Une des raisons pour lesquelles je crois qu'on tient là un des meilleurs
comics actuels, meilleur même que durant les épisodes illustrés par
Paolo Rivera et Marcos Martin (qui, ne vous méprenez pas sur mon
jugement, sont quand même deux très grands artistes), c'est qu'il existe
entre Waid et Samnee cette alchimie qui fait les grandes séries, qui
signe les grands runs : ils travaillent simplement mieux ensemble, ils
donnent le meilleur d'eux-mêmes ensemble. Il s'agit davantage d'une
synergie et d'une énergie produites par ces deux créateurs que d'une
simple et belle collaboration comme lorsque Rivera et Martin
accompagnaient Waid. C'est, disons-le, même si l'expression est un
cliché, la magie de la bande dessinée en action quand un auteur et un
artiste sont si évidemment sur la même longueur d'ondes, le scénariste
stimulant le dessinateur qui cherche à servir au mieux le script.

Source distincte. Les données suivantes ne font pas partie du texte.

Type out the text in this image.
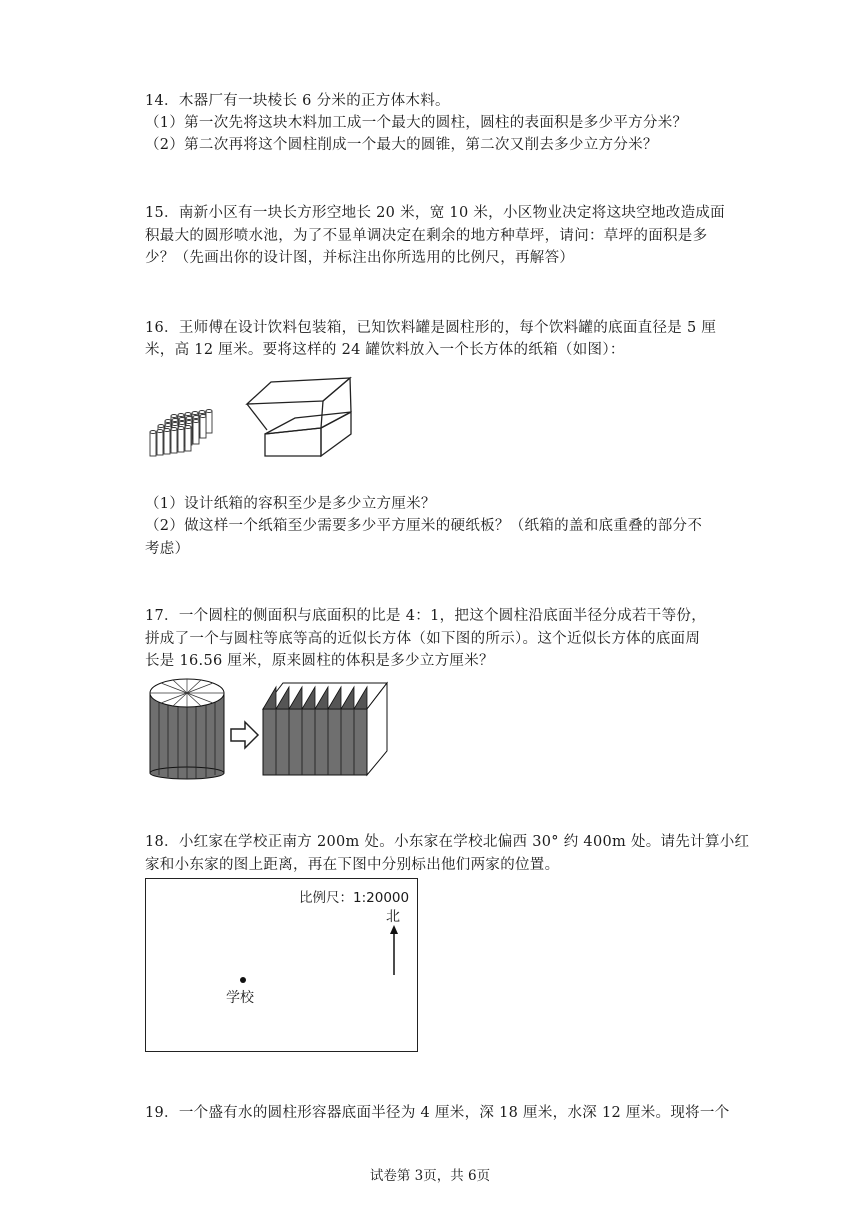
14．木器厂有一块棱长 6 分米的正方体木料。
（1）第一次先将这块木料加工成一个最大的圆柱，圆柱的表面积是多少平方分米？
（2）第二次再将这个圆柱削成一个最大的圆锥，第二次又削去多少立方分米？
15．南新小区有一块长方形空地长 20 米，宽 10 米，小区物业决定将这块空地改造成面
积最大的圆形喷水池，为了不显单调决定在剩余的地方种草坪，请问：草坪的面积是多
少？（先画出你的设计图，并标注出你所选用的比例尺，再解答）
16．王师傅在设计饮料包装箱，已知饮料罐是圆柱形的，每个饮料罐的底面直径是 5 厘
米，高 12 厘米。要将这样的 24 罐饮料放入一个长方体的纸箱（如图）：
（1）设计纸箱的容积至少是多少立方厘米？
（2）做这样一个纸箱至少需要多少平方厘米的硬纸板？（纸箱的盖和底重叠的部分不
考虑）
17．一个圆柱的侧面积与底面积的比是 4：1，把这个圆柱沿底面半径分成若干等份，
拼成了一个与圆柱等底等高的近似长方体（如下图的所示）。这个近似长方体的底面周
长是 16.56 厘米，原来圆柱的体积是多少立方厘米？
18．小红家在学校正南方 200m 处。小东家在学校北偏西 30° 约 400m 处。请先计算小红
家和小东家的图上距离，再在下图中分别标出他们两家的位置。
比例尺：1:20000
北
学校
19．一个盛有水的圆柱形容器底面半径为 4 厘米，深 18 厘米，水深 12 厘米。现将一个
试卷第 3页，共 6页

Le cliffhanger de l'épisode 21, qui clôt ce recueil, ajoute à
l'impatience de découvrir la suite. Chaque épisode est bon (très bon
même), rien n'est en trop mais rien ne manque, la piste que suivent les
auteurs donne envie de connaître le prochain chapitre, la trame générale
qui se révèle progressivement est très prometteuse. Que demander de
plus - sinon que ça dure !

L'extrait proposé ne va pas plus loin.